Peter WoodruffMBE
- Full name: Charles Garfield Woodruff
- Born: 30 October 1920 Newport, Wales
- Died: 1 November 2019 (aged 99) Leicester, England
- School: Newport High School

Rugby union career
- Position: Wing

International career
- Years: Team / Apps / (Points)
- 1951: England / 4 / (0)

= Peter Woodruff =

England international rugby union player

Charles Garfield Woodruff (30 October 1920 – 1 November 2019) was an English international rugby union player.

Born and raised in Newport, Wales, Woodruff was known as "Peter" to his family, but also went by the name "Charlie". He enlisted in the Royal Air Force after finishing school, reaching the rank of flight lieutenant. In World War II, Woodruff flew Dakotas during the Normandy landings that dropped paratroopers over France.

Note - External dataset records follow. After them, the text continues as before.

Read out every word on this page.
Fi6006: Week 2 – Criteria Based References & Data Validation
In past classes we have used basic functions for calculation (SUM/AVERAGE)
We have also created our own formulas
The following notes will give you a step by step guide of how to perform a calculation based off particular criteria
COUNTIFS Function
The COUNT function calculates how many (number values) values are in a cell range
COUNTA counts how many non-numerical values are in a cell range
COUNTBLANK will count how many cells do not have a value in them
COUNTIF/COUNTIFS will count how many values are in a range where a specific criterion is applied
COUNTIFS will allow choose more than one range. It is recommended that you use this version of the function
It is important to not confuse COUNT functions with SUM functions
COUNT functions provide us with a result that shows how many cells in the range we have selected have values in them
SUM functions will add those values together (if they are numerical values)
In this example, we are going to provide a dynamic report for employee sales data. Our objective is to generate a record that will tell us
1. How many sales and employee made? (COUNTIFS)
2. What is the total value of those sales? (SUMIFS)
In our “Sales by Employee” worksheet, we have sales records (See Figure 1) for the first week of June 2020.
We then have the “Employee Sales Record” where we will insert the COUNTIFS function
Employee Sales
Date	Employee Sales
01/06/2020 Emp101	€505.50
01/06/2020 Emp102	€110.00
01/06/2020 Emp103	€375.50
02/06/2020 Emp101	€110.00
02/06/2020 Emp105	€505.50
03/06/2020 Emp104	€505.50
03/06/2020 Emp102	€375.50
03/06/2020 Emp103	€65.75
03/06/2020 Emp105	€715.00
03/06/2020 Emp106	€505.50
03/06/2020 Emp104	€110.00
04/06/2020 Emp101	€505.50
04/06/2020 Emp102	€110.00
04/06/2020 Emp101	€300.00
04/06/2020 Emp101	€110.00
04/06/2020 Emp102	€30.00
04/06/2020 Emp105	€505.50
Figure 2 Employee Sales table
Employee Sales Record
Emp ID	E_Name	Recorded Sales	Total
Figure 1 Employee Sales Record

Woodruff got recruited by Harlequins while playing for the London Civil Service. He was a Welsh trialist, but gained his four international caps for England, featuring on the wing in all four of their 1951 Five Nations fixtures, before losing his place to Ted Woodward. Other than England, Woodruff also made representative appearances for Barbarians, Gloucestershire, Kent, London Counties and Western Counties. He last played for Harlequins at the age of 42.